Head to Head Contrast: Liquidity Services (NASDAQ:LQDT) versus Bridger Aerospace Group (NASDAQ:BAER)

Bridger Aerospace Group (NASDAQ:BAERGet Free Report) and Liquidity Services (NASDAQ:LQDTGet Free Report) are both small-cap aerospace companies, but which is the better business? We will contrast the two companies based on the strength of their dividends, valuation, analyst recommendations, institutional ownership, risk, profitability and earnings.

Volatility and Risk

Bridger Aerospace Group has a beta of -0.29, meaning that its share price is 129% less volatile than the S&P 500. Comparatively, Liquidity Services has a beta of 1.39, meaning that its share price is 39% more volatile than the S&P 500.

Profitability

This table compares Bridger Aerospace Group and Liquidity Services’ net margins, return on equity and return on assets.

Net Margins Return on Equity Return on Assets
Bridger Aerospace Group -40.25% N/A -12.15%
Liquidity Services 5.91% 18.47% 10.23%

Analyst Ratings

This is a summary of current ratings for Bridger Aerospace Group and Liquidity Services, as reported by MarketBeat.com.

Sell Ratings Hold Ratings Buy Ratings Strong Buy Ratings Rating Score
Bridger Aerospace Group 0 0 2 0 3.00
Liquidity Services 0 0 1 0 3.00

Bridger Aerospace Group currently has a consensus price target of $5.63, indicating a potential upside of 108.33%. Liquidity Services has a consensus price target of $27.00, indicating a potential upside of 5.51%. Given Bridger Aerospace Group’s higher possible upside, equities analysts plainly believe Bridger Aerospace Group is more favorable than Liquidity Services.

Earnings & Valuation

This table compares Bridger Aerospace Group and Liquidity Services”s top-line revenue, earnings per share and valuation.

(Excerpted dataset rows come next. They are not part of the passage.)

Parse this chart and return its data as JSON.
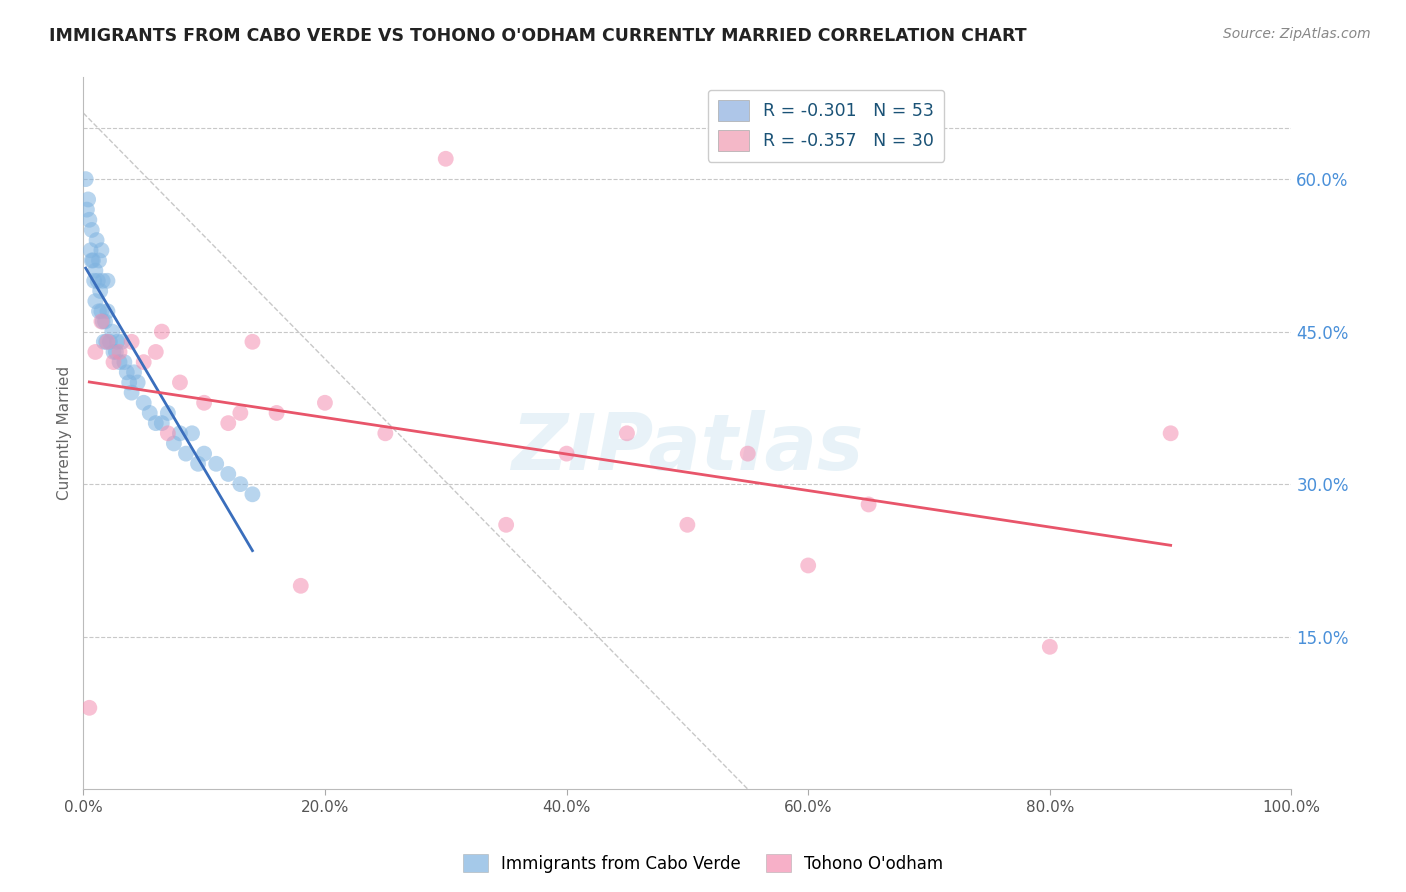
{
  "title": "IMMIGRANTS FROM CABO VERDE VS TOHONO O'ODHAM CURRENTLY MARRIED CORRELATION CHART",
  "source_text": "Source: ZipAtlas.com",
  "ylabel": "Currently Married",
  "xlim": [
    0.0,
    1.0
  ],
  "ylim": [
    0.0,
    0.7
  ],
  "xtick_labels": [
    "0.0%",
    "20.0%",
    "40.0%",
    "60.0%",
    "80.0%",
    "100.0%"
  ],
  "xtick_vals": [
    0.0,
    0.2,
    0.4,
    0.6,
    0.8,
    1.0
  ],
  "ytick_labels": [
    "15.0%",
    "30.0%",
    "45.0%",
    "60.0%"
  ],
  "ytick_vals": [
    0.15,
    0.3,
    0.45,
    0.6
  ],
  "legend_entries": [
    {
      "label": "R = -0.301   N = 53",
      "color": "#aec6e8"
    },
    {
      "label": "R = -0.357   N = 30",
      "color": "#f4b8c8"
    }
  ],
  "cabo_verde_color": "#7fb3e0",
  "tohono_color": "#f48fb1",
  "cabo_verde_line_color": "#3a6ebc",
  "tohono_line_color": "#e8556a",
  "watermark": "ZIPatlas",
  "background_color": "#ffffff",
  "grid_color": "#c8c8c8",
  "cabo_verde_x": [
    0.002,
    0.003,
    0.004,
    0.005,
    0.006,
    0.007,
    0.007,
    0.008,
    0.009,
    0.01,
    0.01,
    0.011,
    0.012,
    0.013,
    0.013,
    0.014,
    0.015,
    0.015,
    0.016,
    0.016,
    0.017,
    0.018,
    0.019,
    0.02,
    0.02,
    0.022,
    0.024,
    0.025,
    0.027,
    0.028,
    0.03,
    0.032,
    0.034,
    0.036,
    0.038,
    0.04,
    0.042,
    0.045,
    0.05,
    0.055,
    0.06,
    0.065,
    0.07,
    0.075,
    0.08,
    0.085,
    0.09,
    0.095,
    0.1,
    0.11,
    0.12,
    0.13,
    0.14
  ],
  "cabo_verde_y": [
    0.6,
    0.57,
    0.58,
    0.56,
    0.53,
    0.55,
    0.52,
    0.52,
    0.5,
    0.51,
    0.48,
    0.54,
    0.5,
    0.47,
    0.52,
    0.49,
    0.47,
    0.53,
    0.46,
    0.5,
    0.44,
    0.46,
    0.44,
    0.47,
    0.5,
    0.44,
    0.45,
    0.43,
    0.43,
    0.44,
    0.42,
    0.44,
    0.42,
    0.41,
    0.4,
    0.39,
    0.41,
    0.4,
    0.38,
    0.37,
    0.36,
    0.36,
    0.37,
    0.34,
    0.35,
    0.33,
    0.35,
    0.32,
    0.33,
    0.32,
    0.31,
    0.3,
    0.29
  ],
  "tohono_x": [
    0.005,
    0.01,
    0.015,
    0.02,
    0.025,
    0.03,
    0.04,
    0.05,
    0.06,
    0.065,
    0.07,
    0.08,
    0.1,
    0.12,
    0.13,
    0.14,
    0.16,
    0.18,
    0.2,
    0.25,
    0.3,
    0.35,
    0.4,
    0.45,
    0.5,
    0.55,
    0.6,
    0.65,
    0.8,
    0.9
  ],
  "tohono_y": [
    0.08,
    0.43,
    0.46,
    0.44,
    0.42,
    0.43,
    0.44,
    0.42,
    0.43,
    0.45,
    0.35,
    0.4,
    0.38,
    0.36,
    0.37,
    0.44,
    0.37,
    0.2,
    0.38,
    0.35,
    0.62,
    0.26,
    0.33,
    0.35,
    0.26,
    0.33,
    0.22,
    0.28,
    0.14,
    0.35
  ],
  "diag_line_x": [
    0.0,
    0.55
  ],
  "diag_line_y": [
    0.665,
    0.0
  ]
}
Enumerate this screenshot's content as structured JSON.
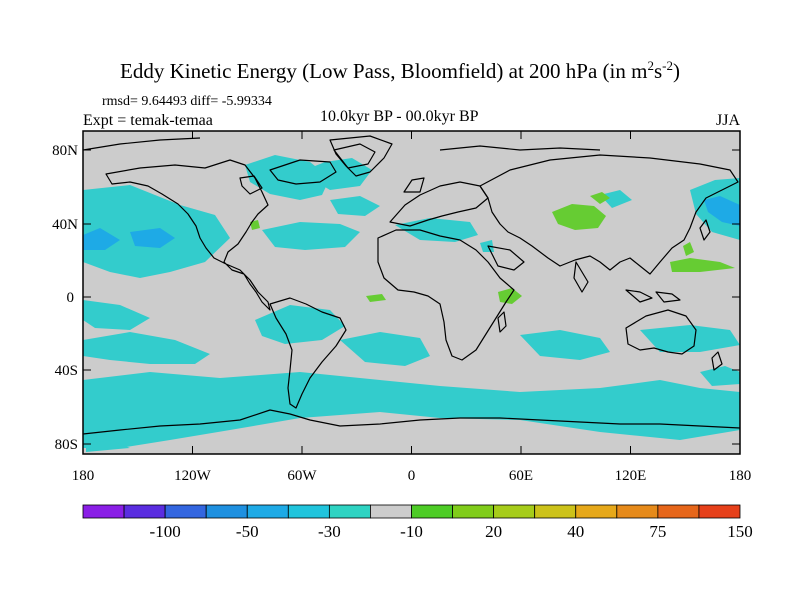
{
  "header": {
    "title": "Eddy Kinetic Energy (Low Pass, Bloomfield) at 200 hPa (in m",
    "title_sup1": "2",
    "title_mid": "s",
    "title_sup2": "-2",
    "title_end": ")",
    "stats": "rmsd= 9.64493 diff= -5.99334",
    "expt": "Expt = temak-temaa",
    "period": "10.0kyr BP - 00.0kyr BP",
    "season": "JJA"
  },
  "map": {
    "lat_ticks": [
      "80N",
      "40N",
      "0",
      "40S",
      "80S"
    ],
    "lon_ticks": [
      "180",
      "120W",
      "60W",
      "0",
      "60E",
      "120E",
      "180"
    ],
    "lat_values": [
      80,
      40,
      0,
      -40,
      -80
    ],
    "lon_values": [
      -180,
      -120,
      -60,
      0,
      60,
      120,
      180
    ],
    "colors": {
      "background": "#cccccc",
      "negative_fill": "#33cccc",
      "positive_fill": "#66cc33",
      "coast": "#000000"
    }
  },
  "colorbar": {
    "colors": [
      "#8a1ee6",
      "#5a2de0",
      "#3366e0",
      "#1e90e0",
      "#1eaae6",
      "#20c4dc",
      "#2ed3c2",
      "#cccccc",
      "#4dcc26",
      "#80cc1a",
      "#a6cc1a",
      "#ccc21a",
      "#e6a81a",
      "#e68a1a",
      "#e6661a",
      "#e6401a"
    ],
    "labels": [
      "-100",
      "-50",
      "-30",
      "-10",
      "20",
      "40",
      "75",
      "150"
    ]
  }
}
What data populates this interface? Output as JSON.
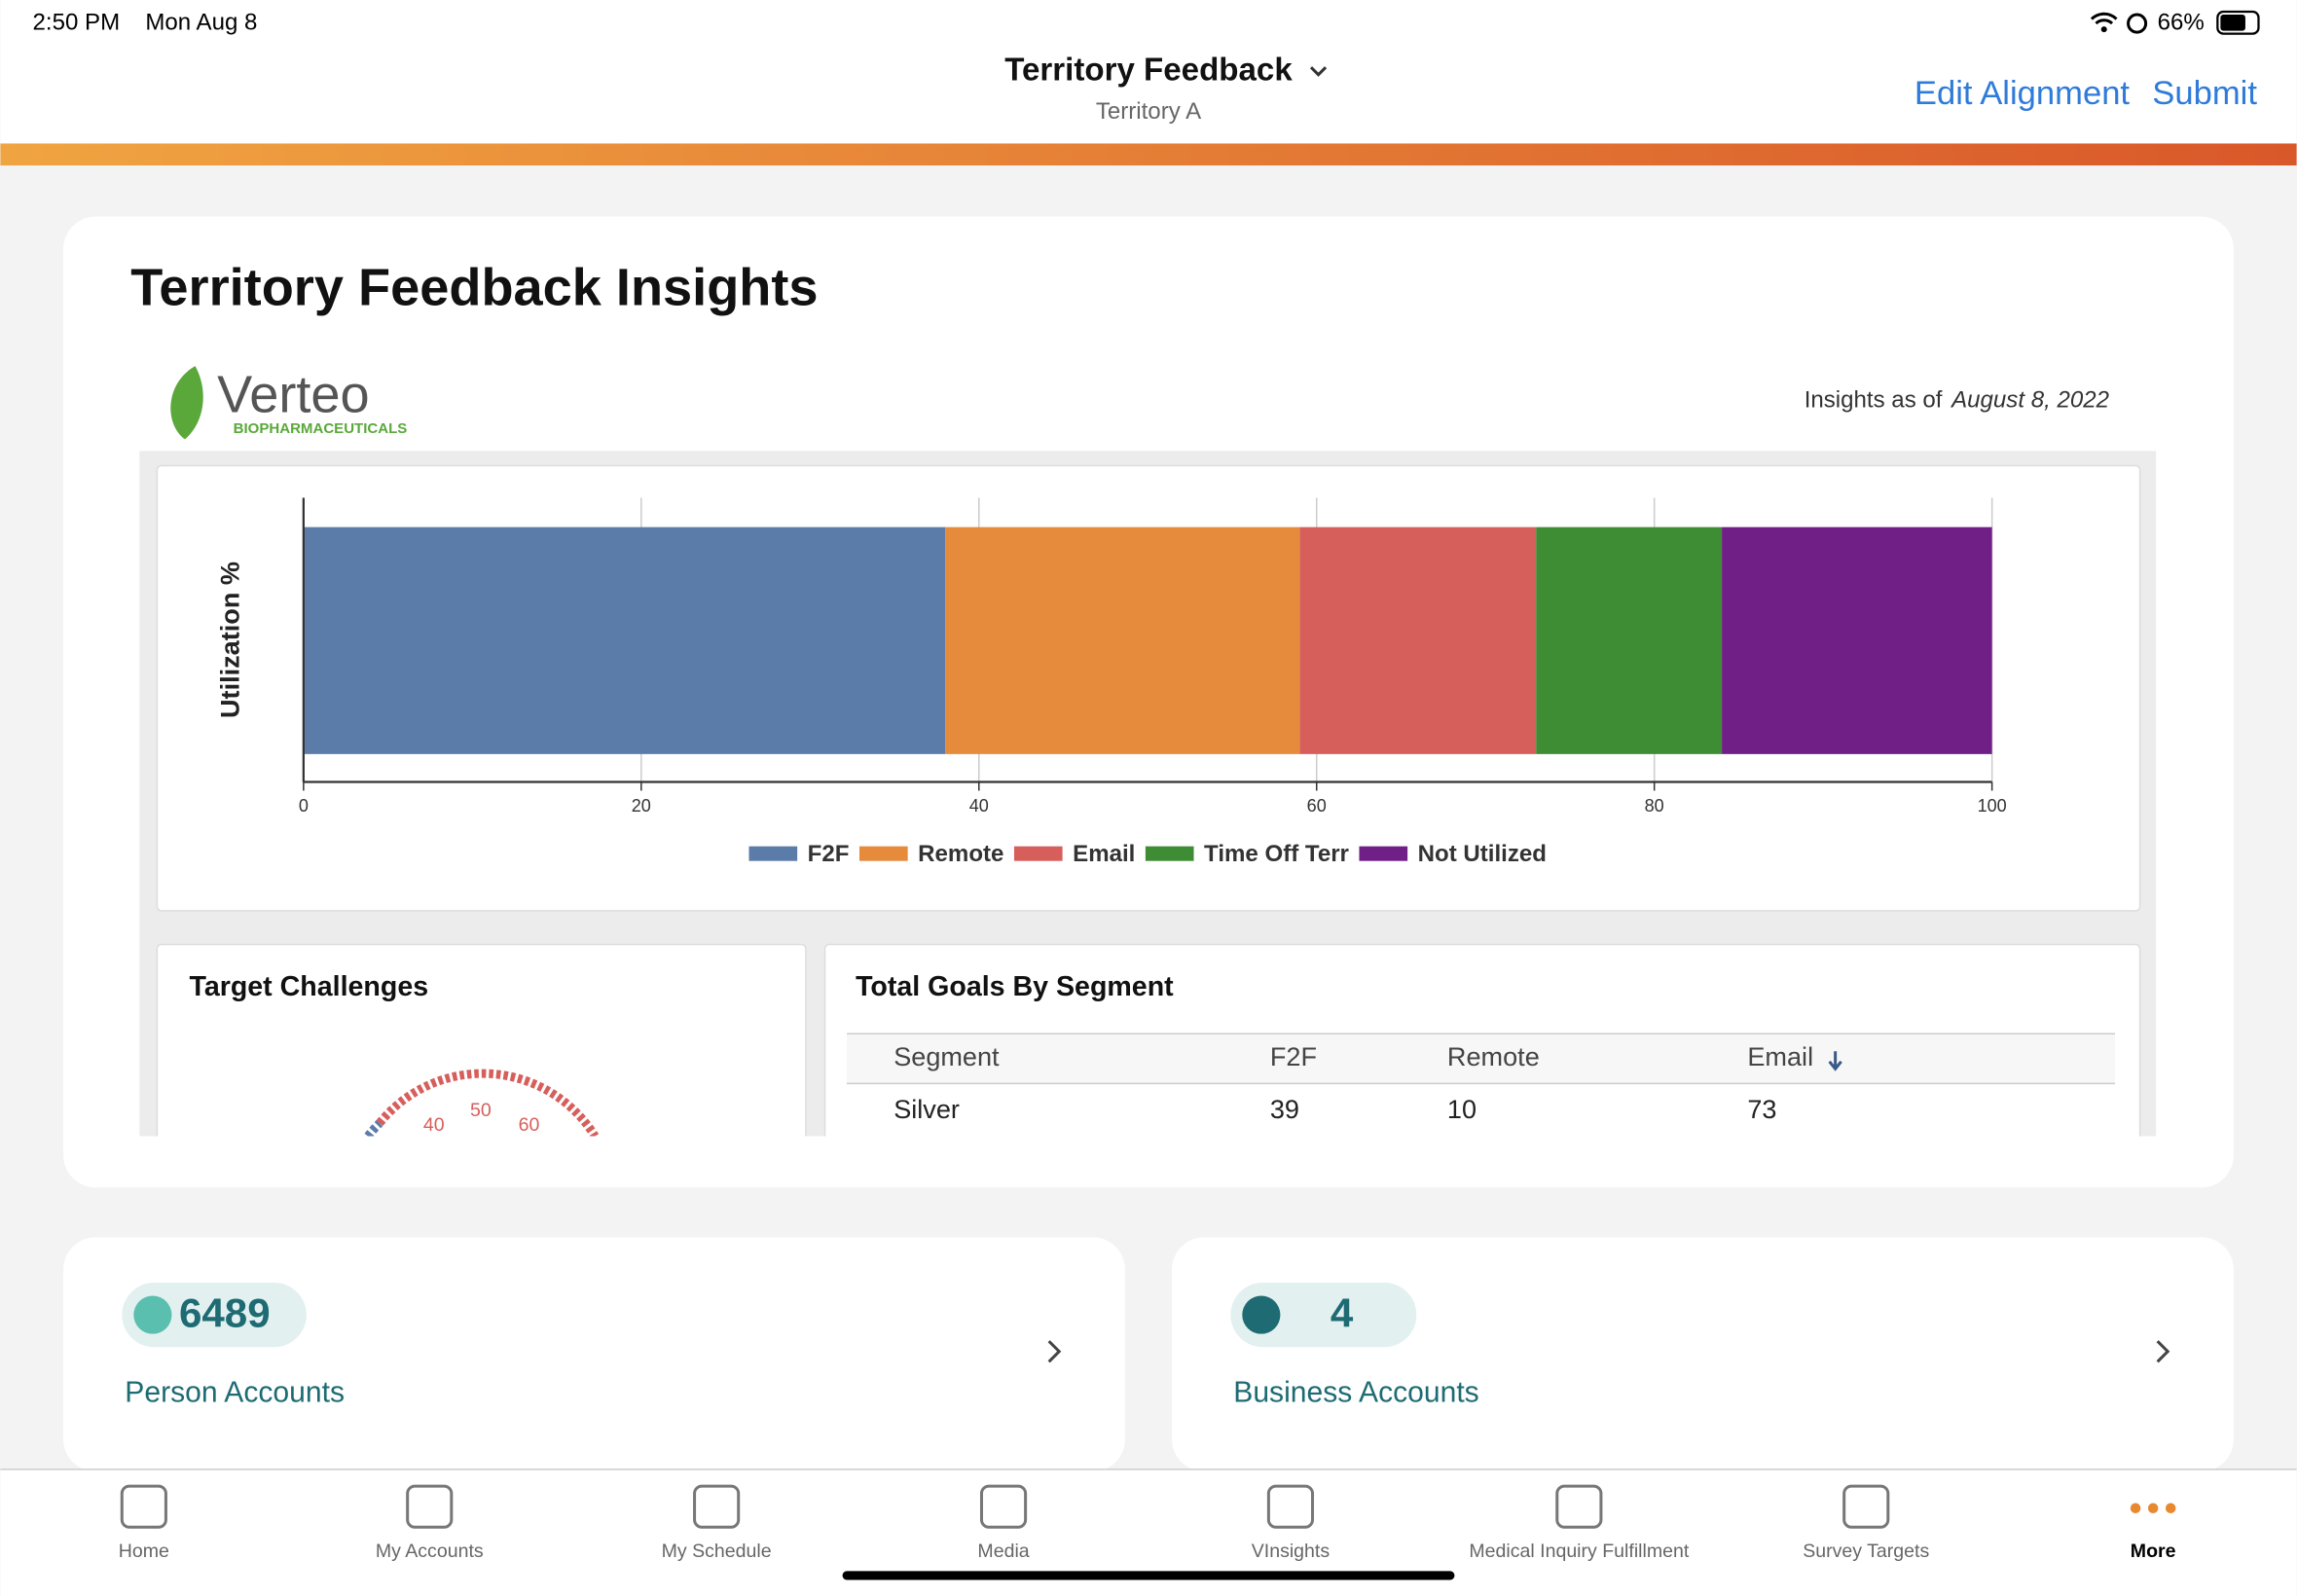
{
  "status_bar": {
    "time": "2:50 PM",
    "date": "Mon Aug 8",
    "battery": "66%"
  },
  "header": {
    "title": "Territory Feedback",
    "subtitle": "Territory A",
    "actions": [
      "Edit Alignment",
      "Submit"
    ]
  },
  "insights": {
    "title": "Territory Feedback Insights",
    "logo": {
      "name": "Verteo",
      "tagline": "BIOPHARMACEUTICALS"
    },
    "as_of_label": "Insights as of",
    "as_of_date": "August 8, 2022"
  },
  "chart_data": {
    "type": "bar",
    "orientation": "horizontal",
    "stacked": true,
    "y_label": "Utilization %",
    "categories": [
      null
    ],
    "series": [
      {
        "name": "F2F",
        "color": "#5b7ca8",
        "values": [
          38
        ]
      },
      {
        "name": "Remote",
        "color": "#e68a3b",
        "values": [
          21
        ]
      },
      {
        "name": "Email",
        "color": "#d65f5c",
        "values": [
          14
        ]
      },
      {
        "name": "Time Off Terr",
        "color": "#3e8c33",
        "values": [
          11
        ]
      },
      {
        "name": "Not Utilized",
        "color": "#6f1f86",
        "values": [
          16
        ]
      }
    ],
    "xlim": [
      0,
      100
    ],
    "xticks": [
      0,
      20,
      40,
      60,
      80,
      100
    ],
    "grid": true,
    "legend": "bottom"
  },
  "target_challenges": {
    "title": "Target Challenges",
    "gauge_ticks": [
      40,
      50,
      60
    ]
  },
  "goals_table": {
    "title": "Total Goals By Segment",
    "columns": [
      "Segment",
      "F2F",
      "Remote",
      "Email"
    ],
    "rows": [
      [
        "Silver",
        39,
        10,
        73
      ]
    ]
  },
  "tiles": [
    {
      "count": 6489,
      "label": "Person Accounts"
    },
    {
      "count": 4,
      "label": "Business Accounts"
    }
  ],
  "nav": [
    "Home",
    "My Accounts",
    "My Schedule",
    "Media",
    "VInsights",
    "Medical Inquiry Fulfillment",
    "Survey Targets",
    "More"
  ]
}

Gross Revenue Price/Sales Ratio Net Income Earnings Per Share Price/Earnings Ratio
Bridger Aerospace Group $84.14 million 1.73 -$77.36 million ($1.37) -1.97
Liquidity Services $314.46 million 2.48 $20.98 million $0.63 40.62

Liquidity Services has higher revenue and earnings than Bridger Aerospace Group. Bridger Aerospace Group is trading at a lower price-to-earnings ratio than Liquidity Services, indicating that it is currently the more affordable of the two stocks.

Institutional & Insider Ownership

48.9% of Bridger Aerospace Group shares are owned by institutional investors. Comparatively, 71.2% of Liquidity Services shares are owned by institutional investors. 76.2% of Bridger Aerospace Group shares are owned by company insiders. Comparatively, 29.8% of Liquidity Services shares are owned by company insiders. Strong institutional ownership is an indication that endowments, large money managers and hedge funds believe a stock is poised for long-term growth.

Summary

Liquidity Services beats Bridger Aerospace Group on 10 of the 13 factors compared between the two stocks.

About Bridger Aerospace Group

(Get Free Report)

Bridger Aerospace Group Holdings, Inc. provides aerial wildfire management, relief and suppression, and firefighting services to federal and state government agencies in the United States. It offers fire suppression services, such as direct fire suppression aerial firefighting support services for ground crew to drop large amounts of water quickly and directly on wildfires. The company also provides aerial surveillance services, including fire suppression aircraft over an incident and tactical coordination with the incident commander through its manned and unmanned aircraft. It operates an aircraft fleet of 18 planes. The company was founded in 2014 and is headquartered in Belgrade, Montana.

About Liquidity Services

(Get Free Report)

Liquidity Services, Inc. provides e-commerce marketplaces, self-directed auction listing tools, and value-added services in the United States and internationally. The company operates through four segments: GovDeals, Retail Supply Chain Group (RSCG), Capital Assets Group (CAG), and Machinio. Its marketplaces include liquidation.com that enable corporations to sell surplus and salvage consumer goods and retail capital assets; GovDeals marketplace, which provides self-directed service solutions in which sellers list their own assets that enables local and state government entities, and commercial businesses located in the United States and Canada to sell surplus and salvage assets; and AllSurplus, a centralized marketplace that connects global buyer base with assets from across the network of marketplaces in a single destination. The company also offers a suite of services, including surplus management, asset valuation, asset sales, marketing, returns management, asset recovery, and ecommerce services. In addition, it operates a global search engine platform for listing used equipment for sale in the construction, machine tool, transportation, printing, and agriculture sectors. The company offers products from industry verticals, such as consumer electronics, general merchandise, apparel, scientific equipment, aerospace parts and equipment, technology hardware, real estate, energy equipment, industrial capital assets, heavy equipment, fleet and transportation equipment, and specialty equipment. The company was incorporated in 1999 and is headquartered in Bethesda, Maryland.